I have brewed with home grown hops in the past. I didn’t really care for the finished product, so much so that I didn’t even make an entry into the blog. I recall heaps of vegetal taste that had been extracted into the beer. Unpleasant at best.
That first, and only attempt, I used the hops as late kettle additions: 20, 10 and 1 minute. I wanted to extract cascade flavor and aroma. Unfortunately, I only remember the greenness. That one brew has scared me away from using my home grown hops since.
In the meantime, I have dug up two of the plants (Mt. Hood and Centennial) leaving me with Cascade and Willamette. The two plants I dug up were do to low yield due to poor yard placement. The remaining two have produced okay crops but I have always come up with a reason or three, to the wife and quietly to myself, on why I didn’t have time and/or couldn’t use the hops in a particular season.
This season I noticed that I was getting a good crop of both Cascade and Willamette. I had to do something with those hops. I needed to gain merit with my wife for not wanting to dig up the last two plants. She would replace them with flowers in a heart beat.
What to brew and how to use the hops were my biggest and only questions. Trying to coordinate an optimal time to pick and have time to brew was up there as well.
Countless of hours of thinking about brewing while on one of my two daily walks yielded:
- Brew a beer my wife likes: honey pot pale ale.
- Incorporate the hops as a whirlpool addition to the wife beer: whirlpool hops.
- Need time: Labor day weekend.
I had come up with the perfect plan. Now I only had to perform. Never an issue.
On brew day, I picked the Cascade and Willamette hops. The amount of Cascade filled a 6 gallon bucket half way. I have no idea how much it weighed but I know it was a shit-ton of hops. The Cascade was full of hop oils and huge on aroma: my hands were green but had the aroma of fresh cascade hops. Better than any crop previously. Knowing that wet hopping with that amount of hops would soak up huge amounts of wort, I decided to not use the Willamette. RIP Willamette. It was discarded. Next year I will plan Labor day weekend as a double brew weekend to use up all the home grown hops. The second beer I would brew: a saison, using the Willamette hops late in the boil and/or as a whirlpool hop.

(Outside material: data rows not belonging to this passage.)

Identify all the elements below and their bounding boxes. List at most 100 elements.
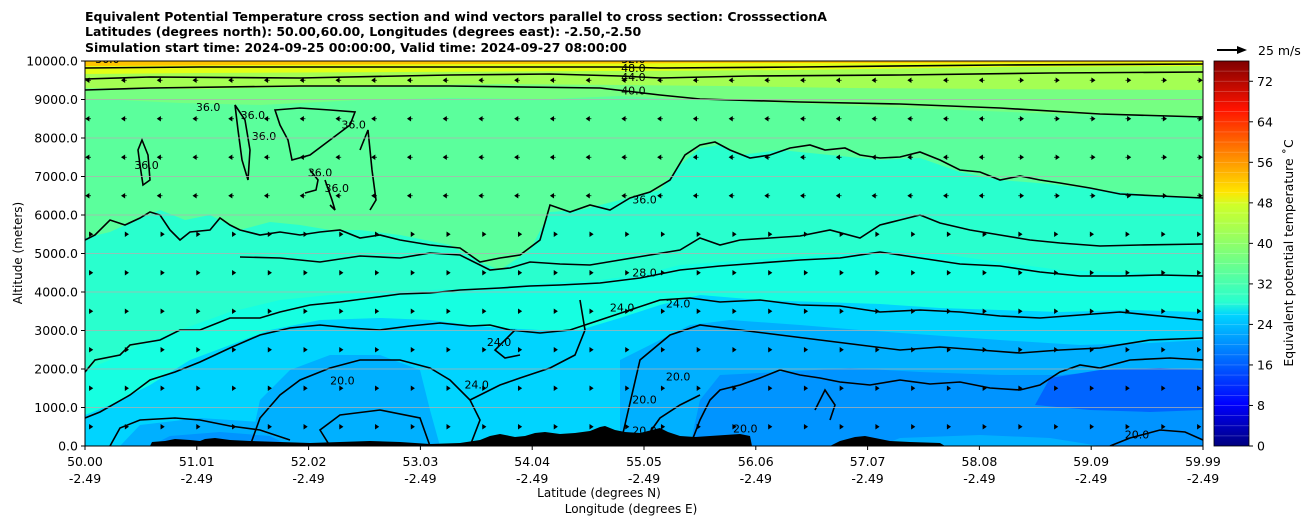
x-axis-title-latitude: Latitude (degrees N) xyxy=(537,486,661,500)
wind-vector-arrow xyxy=(835,77,842,83)
contour-36-loop-1 xyxy=(137,137,151,187)
wind-vector-arrow xyxy=(803,347,809,353)
wind-vector-arrow xyxy=(1161,347,1166,353)
wind-vector-arrow xyxy=(768,347,773,353)
wind-vector-arrow xyxy=(1054,154,1060,160)
wind-vector-arrow xyxy=(585,77,592,83)
wind-vector-field xyxy=(85,77,1203,430)
wind-vector-arrow xyxy=(371,116,377,122)
wind-vector-arrow xyxy=(124,347,129,353)
contour-label: 24.0 xyxy=(666,297,691,310)
wind-vector-arrow xyxy=(156,77,163,83)
wind-vector-arrow xyxy=(156,193,163,199)
wind-vector-arrow xyxy=(1054,77,1060,83)
colorbar-ticks: 0 8 16 24 32 40 48 56 64 72 xyxy=(1249,74,1273,454)
wind-vector-arrow xyxy=(89,385,94,391)
wind-vector-arrow xyxy=(732,385,737,391)
contour-label: 20.0 xyxy=(1125,428,1150,441)
contour-label: 24.0 xyxy=(487,336,512,349)
wind-vector-arrow xyxy=(85,77,91,83)
wind-vector-arrow xyxy=(303,424,308,430)
wind-vector-arrow xyxy=(1161,308,1166,314)
wind-vector-arrow xyxy=(85,154,91,160)
wind-vector-arrow xyxy=(410,347,415,353)
wind-vector-arrow xyxy=(875,231,880,237)
wind-vector-arrow xyxy=(660,385,666,391)
contour-label: 20.0 xyxy=(632,394,657,407)
wind-vector-arrow xyxy=(839,270,844,276)
wind-vector-arrow xyxy=(585,116,592,122)
wind-vector-arrow xyxy=(121,154,127,160)
wind-vector-arrow xyxy=(978,116,985,122)
contour-24-b xyxy=(619,324,1203,446)
wind-vector-arrow xyxy=(982,385,987,391)
contour-label: 36.0 xyxy=(196,101,221,114)
colorbar-tick-label: 8 xyxy=(1257,398,1265,413)
wind-vector-arrow xyxy=(1054,308,1059,314)
wind-vector-arrow xyxy=(478,193,485,199)
wind-vector-arrow xyxy=(121,77,127,83)
wind-vector-arrow xyxy=(1125,424,1130,430)
wind-vector-arrow xyxy=(335,154,342,160)
wind-vector-arrow xyxy=(553,385,558,391)
wind-vector-arrow xyxy=(339,270,344,276)
wind-vector-arrow xyxy=(514,77,520,83)
contour-20-e xyxy=(109,417,291,446)
wind-vector-arrow xyxy=(299,77,306,83)
wind-vector-arrow xyxy=(196,308,201,314)
contour-label: 36.0 xyxy=(241,109,266,122)
wind-vector-arrow xyxy=(231,347,237,353)
wind-vector-arrow xyxy=(803,385,809,391)
wind-vector-arrow xyxy=(1054,116,1060,122)
wind-vector-arrow xyxy=(156,154,163,160)
wind-key: 25 m/s xyxy=(1217,43,1301,58)
contour-label: 36.0 xyxy=(341,118,366,131)
wind-vector-arrow xyxy=(482,347,487,353)
wind-vector-arrow xyxy=(1018,308,1023,314)
wind-vector-arrow xyxy=(446,308,451,314)
contour-36-loop-2 xyxy=(234,104,251,181)
wind-vector-arrow xyxy=(446,231,451,237)
wind-vector-arrow xyxy=(156,116,163,122)
wind-vector-arrow xyxy=(1089,193,1096,199)
wind-vector-arrow xyxy=(835,154,842,160)
contour-36-loop-4 xyxy=(359,129,377,211)
wind-vector-arrow xyxy=(871,116,878,122)
contour-label: 20.0 xyxy=(330,374,355,387)
colorbar-tick-label: 16 xyxy=(1257,357,1273,372)
wind-vector-arrow xyxy=(692,116,699,122)
chart-title-line-2: Latitudes (degrees north): 50.00,60.00, … xyxy=(85,24,642,39)
wind-vector-arrow xyxy=(943,77,949,83)
wind-vector-arrow xyxy=(978,193,985,199)
wind-vector-arrow xyxy=(1054,424,1059,430)
wind-vector-arrow xyxy=(228,154,234,160)
plot-area: 36.0 32.048.044.040.0 36.0 36.0 36.0 36.0 36.0… xyxy=(85,61,1203,446)
y-tick-label: 6000.0 xyxy=(34,208,78,223)
wind-vector-arrow xyxy=(89,347,94,353)
x-tick-label-longitude: -2.49 xyxy=(181,471,213,486)
wind-vector-arrow xyxy=(517,385,523,391)
wind-vector-arrow xyxy=(696,347,701,353)
wind-vector-arrow xyxy=(982,347,987,353)
wind-vector-arrow xyxy=(517,270,523,276)
wind-vector-arrow xyxy=(553,347,558,353)
wind-vector-arrow xyxy=(553,270,558,276)
wind-vector-arrow xyxy=(1054,193,1060,199)
contour-label: 24.0 xyxy=(610,301,635,314)
wind-vector-arrow xyxy=(121,116,127,122)
x-tick-label-latitude: 53.03 xyxy=(403,454,439,469)
x-tick-label-latitude: 56.06 xyxy=(738,454,774,469)
wind-vector-arrow xyxy=(478,77,485,83)
wind-vector-arrow xyxy=(943,154,949,160)
wind-vector-arrow xyxy=(696,424,701,430)
wind-vector-arrow xyxy=(549,77,556,83)
wind-vector-arrow xyxy=(764,77,771,83)
wind-vector-arrow xyxy=(875,385,880,391)
wind-vector-arrow xyxy=(943,193,949,199)
wind-vector-arrow xyxy=(374,424,380,430)
x-tick-label-latitude: 51.01 xyxy=(179,454,215,469)
colorbar-tick-label: 56 xyxy=(1257,155,1273,170)
wind-vector-arrow xyxy=(728,193,735,199)
wind-vector-arrow xyxy=(943,116,949,122)
wind-vector-arrow xyxy=(1161,77,1167,83)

If the beer tastes half as good as it smelled while brewing, this will be a winner, even with the wife. Enjoy!
Honey Pot Pale Ale
Brew Date: Friday, September 02, 2016
Recipe Type: All Grain
Yeast Starter: none
Batch Size (Gallons): 5.50
Original Gravity: 1.050
Color: 6.4 SRM
Boiling Time (Minutes): 60
Brewhouse Efficiency: 70%
Alcohol by Volume: 6.2%
Primary Fermentation: 14 days @68*F
6.50# 2 Row
0.50# Caramel 40L
0.50# Honey Malt
2.50# Virginia Orange Blossom Honey
1.00 ounce 2014 Magnum @60 minutes
1.00 ounce 2015 Cascade @10 minutes
1.0 tsp Irish Moss @ 15 minutes
1.0 tsp Yeast Nutrient @ 15 minutes
- 2016-09-03: @0700 the temperature was at 68*F, pitched yeast
- 2016-09-04: @69*F, fermenting well.
- 2016-09-06: Fermentation slowing, @67*F, add heat @ 68*F.
- 2016-09-08: Took of heat. Left at ambient basement temperature.
- 2016-09-17: Bottled with 3.5 ounces of priming sugar and 2.0 cups of water. 24, 22 ounce bottles. Bottle crown label: HPW.
Useless Fact: Trees “talk” by exchanging chemicals. They communicate through underground fungi, and when they can recognize their relatives, they share nutrients. Basically, tree “families” help each other out.